Pakistan holds landmark talks with Taleban

ISLAMABAD (AFP) - Negotiators for Pakistan's government and the Taleban called for a ceasefire after meeting Thursday in the first round of talks aimed at ending the militants' bloody seven-year insurgency.

The two sides gathered in Islamabad for a preliminary meeting that lasted more than three hours to chart a "roadmap" for future discussions, amid deep scepticism over whether dialogue can yield a lasting peace deal.

Reading from a joint statement following the talks, Maulana Sami-ul-Haq, the Taleban's chief negotiator, said his side agreed with a government demand that "there should be no activity by either side which can potentially harm the peace efforts".

Irfan Siddiqui, his government counterpart, hailed the meeting - the first ever formal dialogue between the two sides - saying that the Taleban committee had "responded to us beyond our expectations".

The breakthrough came after an abortive start to the talks Tuesday, which were called off when the government cited doubts over the Taleban negotiating team. "We are really happy that the Taleban committee has responded to us beyond our expectations and they have heard our reservations and told us their reservations with an open heart," Mr Siddiqui told reporters on Thursday evening.

"We share the common goal of making this country peaceful in accordance with Islamic teaching. And I thank the Taleban committee for meeting us," Mr Siddiqui added.

Mr Haq said his team would hold discussions with the Taleban leadership and a second round of talks would be held after they had responded.

Underlining the fragile security situation, a suicide bomber on Tuesday killed eight people in a sectarian attack against minority Shiite Muslims in the northwestern city of Peshawar, just hours after the abortive start to the talks.
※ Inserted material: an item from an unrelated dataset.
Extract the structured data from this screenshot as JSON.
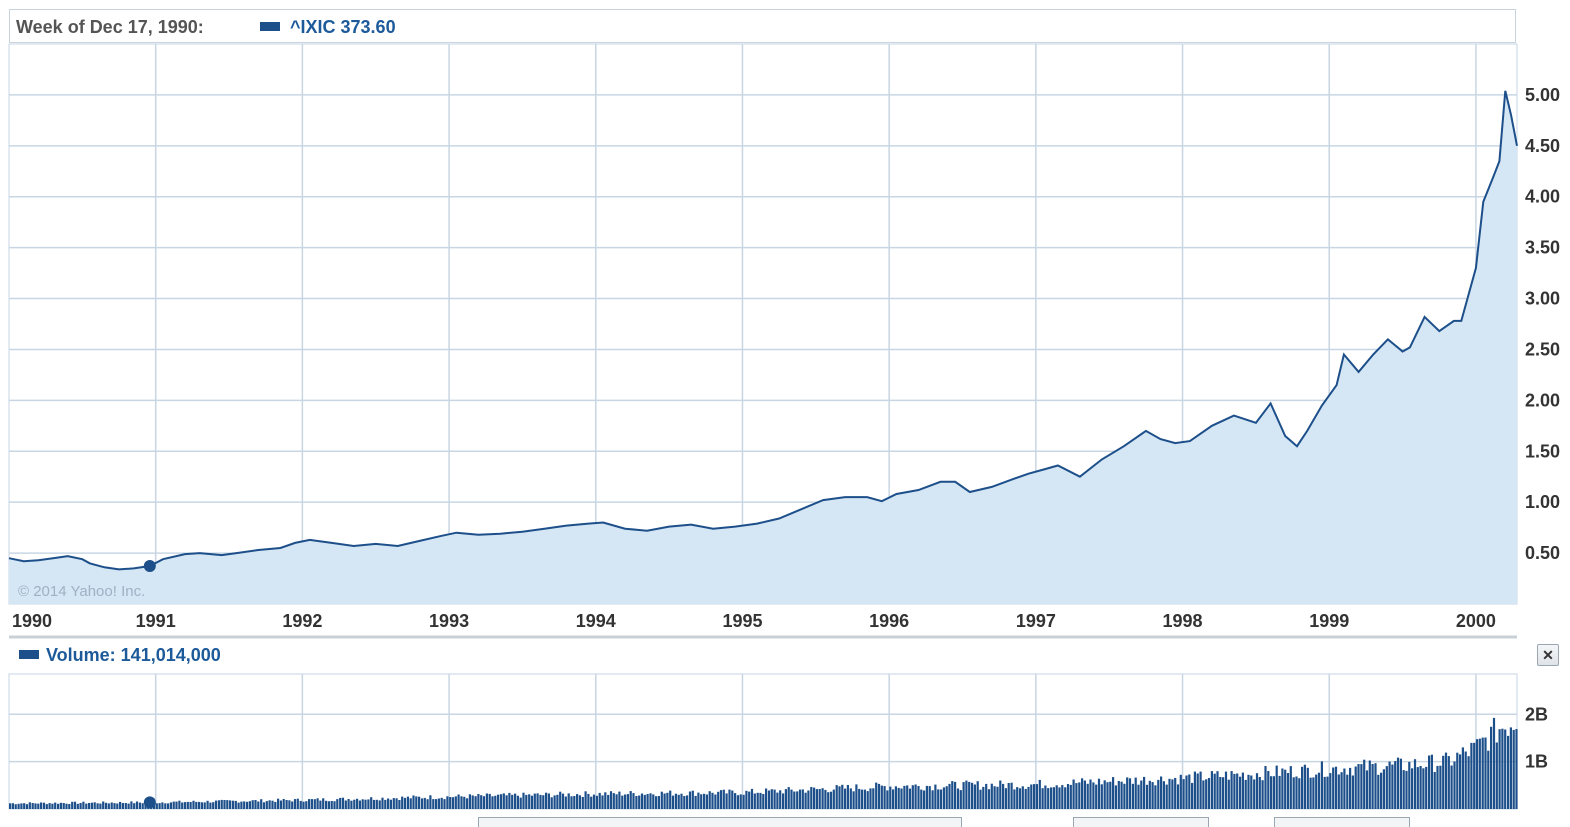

The main TTP spokesman denied they were behind the blast but a commander for the group in Peshawar told AFP his men were responsible, saying no ceasefire had been announced. The Tehreek-e-Taleban Pakistan (TTP) has killed thousands of people in gun and bomb attacks across the nuclear-armed state since it launched its campaign in 2007.
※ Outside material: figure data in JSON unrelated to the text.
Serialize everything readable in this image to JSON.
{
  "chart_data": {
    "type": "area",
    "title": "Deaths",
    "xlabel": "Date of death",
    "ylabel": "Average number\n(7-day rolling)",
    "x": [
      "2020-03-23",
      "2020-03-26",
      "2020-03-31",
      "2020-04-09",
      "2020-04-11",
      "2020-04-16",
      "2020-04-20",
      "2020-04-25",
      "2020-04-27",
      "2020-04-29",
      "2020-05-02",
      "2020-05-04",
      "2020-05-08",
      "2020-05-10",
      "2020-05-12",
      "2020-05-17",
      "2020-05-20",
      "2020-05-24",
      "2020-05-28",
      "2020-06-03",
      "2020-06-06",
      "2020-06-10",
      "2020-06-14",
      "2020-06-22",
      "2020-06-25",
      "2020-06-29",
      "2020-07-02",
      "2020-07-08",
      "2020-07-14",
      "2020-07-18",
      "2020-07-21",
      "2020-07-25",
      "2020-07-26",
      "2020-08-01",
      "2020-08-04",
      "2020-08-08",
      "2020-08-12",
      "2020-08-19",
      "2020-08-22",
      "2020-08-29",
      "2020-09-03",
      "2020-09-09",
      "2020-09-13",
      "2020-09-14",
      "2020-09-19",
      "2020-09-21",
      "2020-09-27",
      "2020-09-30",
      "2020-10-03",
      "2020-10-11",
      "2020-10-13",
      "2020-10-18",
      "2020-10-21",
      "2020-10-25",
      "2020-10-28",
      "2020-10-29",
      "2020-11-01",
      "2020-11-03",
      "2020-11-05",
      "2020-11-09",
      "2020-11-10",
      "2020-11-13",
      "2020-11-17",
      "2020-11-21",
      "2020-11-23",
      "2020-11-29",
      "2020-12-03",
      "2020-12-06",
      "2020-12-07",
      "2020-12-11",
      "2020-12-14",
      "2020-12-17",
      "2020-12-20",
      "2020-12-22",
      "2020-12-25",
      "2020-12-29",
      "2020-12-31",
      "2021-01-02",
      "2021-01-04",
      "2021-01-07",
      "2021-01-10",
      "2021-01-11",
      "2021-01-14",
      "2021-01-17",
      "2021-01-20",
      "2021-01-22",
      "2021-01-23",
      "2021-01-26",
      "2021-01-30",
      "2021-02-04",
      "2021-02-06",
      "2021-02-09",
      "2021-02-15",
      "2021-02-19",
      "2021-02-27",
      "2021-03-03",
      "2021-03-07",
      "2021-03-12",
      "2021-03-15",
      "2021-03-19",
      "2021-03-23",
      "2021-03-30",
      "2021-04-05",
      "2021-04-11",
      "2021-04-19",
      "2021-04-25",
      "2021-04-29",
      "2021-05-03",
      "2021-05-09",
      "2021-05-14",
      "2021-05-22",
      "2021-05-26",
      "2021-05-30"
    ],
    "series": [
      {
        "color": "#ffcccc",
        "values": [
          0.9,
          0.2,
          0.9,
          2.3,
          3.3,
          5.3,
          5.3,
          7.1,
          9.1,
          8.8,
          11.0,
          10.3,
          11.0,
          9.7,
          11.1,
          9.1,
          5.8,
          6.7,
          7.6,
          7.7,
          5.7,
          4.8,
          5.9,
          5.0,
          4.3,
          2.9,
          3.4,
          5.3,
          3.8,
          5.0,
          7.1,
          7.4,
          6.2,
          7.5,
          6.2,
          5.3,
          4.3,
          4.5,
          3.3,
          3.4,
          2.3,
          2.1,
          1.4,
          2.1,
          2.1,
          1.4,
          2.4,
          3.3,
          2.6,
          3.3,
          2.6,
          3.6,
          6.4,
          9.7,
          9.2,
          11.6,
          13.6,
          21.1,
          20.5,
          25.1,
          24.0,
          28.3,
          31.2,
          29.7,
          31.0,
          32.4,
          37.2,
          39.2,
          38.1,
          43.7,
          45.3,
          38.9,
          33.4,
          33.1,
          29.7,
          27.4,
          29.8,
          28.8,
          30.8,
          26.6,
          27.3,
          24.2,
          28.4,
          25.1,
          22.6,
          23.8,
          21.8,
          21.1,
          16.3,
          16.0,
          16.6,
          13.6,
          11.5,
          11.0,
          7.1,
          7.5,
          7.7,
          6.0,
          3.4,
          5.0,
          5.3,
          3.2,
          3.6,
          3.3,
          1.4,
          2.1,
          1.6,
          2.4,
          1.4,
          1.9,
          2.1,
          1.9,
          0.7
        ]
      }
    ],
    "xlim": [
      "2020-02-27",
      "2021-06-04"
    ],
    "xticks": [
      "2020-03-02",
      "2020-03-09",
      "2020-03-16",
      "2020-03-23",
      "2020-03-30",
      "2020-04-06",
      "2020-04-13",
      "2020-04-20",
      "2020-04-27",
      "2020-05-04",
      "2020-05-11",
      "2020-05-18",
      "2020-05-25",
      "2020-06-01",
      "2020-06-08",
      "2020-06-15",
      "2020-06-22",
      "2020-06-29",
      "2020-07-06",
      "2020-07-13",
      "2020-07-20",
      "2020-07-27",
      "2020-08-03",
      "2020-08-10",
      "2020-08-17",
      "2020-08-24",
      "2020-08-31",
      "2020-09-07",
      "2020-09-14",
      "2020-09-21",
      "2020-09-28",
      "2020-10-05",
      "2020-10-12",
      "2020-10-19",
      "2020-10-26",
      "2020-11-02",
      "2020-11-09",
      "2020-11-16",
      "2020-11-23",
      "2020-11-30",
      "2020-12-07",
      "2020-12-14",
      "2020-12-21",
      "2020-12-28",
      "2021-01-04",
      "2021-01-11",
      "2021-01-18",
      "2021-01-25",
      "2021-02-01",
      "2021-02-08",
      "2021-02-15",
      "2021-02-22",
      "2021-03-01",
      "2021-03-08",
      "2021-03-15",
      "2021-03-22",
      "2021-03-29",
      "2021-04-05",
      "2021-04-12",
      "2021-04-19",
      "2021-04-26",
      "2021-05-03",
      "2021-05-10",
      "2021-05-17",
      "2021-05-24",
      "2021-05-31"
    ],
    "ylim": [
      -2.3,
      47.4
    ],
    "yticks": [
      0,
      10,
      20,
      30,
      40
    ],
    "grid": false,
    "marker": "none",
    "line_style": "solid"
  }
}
The start of the year has seen a surge in militant violence with more than 110 people killed, and an air force bombardment of TTP hideouts in North Waziristan fuelled speculation that a major military offensive was imminent. There is talk of splits within the TTP, a fractious coalition of militant groups, with some rumoured to oppose the whole idea of negotiations.

Mr Saifullah Khan Mehsud, director of the FATA Research Centre, said this made it difficult to achieve even a ceasefire as a first step. "I don't know if the Taleban are on the same page and which groups that these negotiators are representing, so I don't know if they can guarantee a ceasefire at all," he told AFP.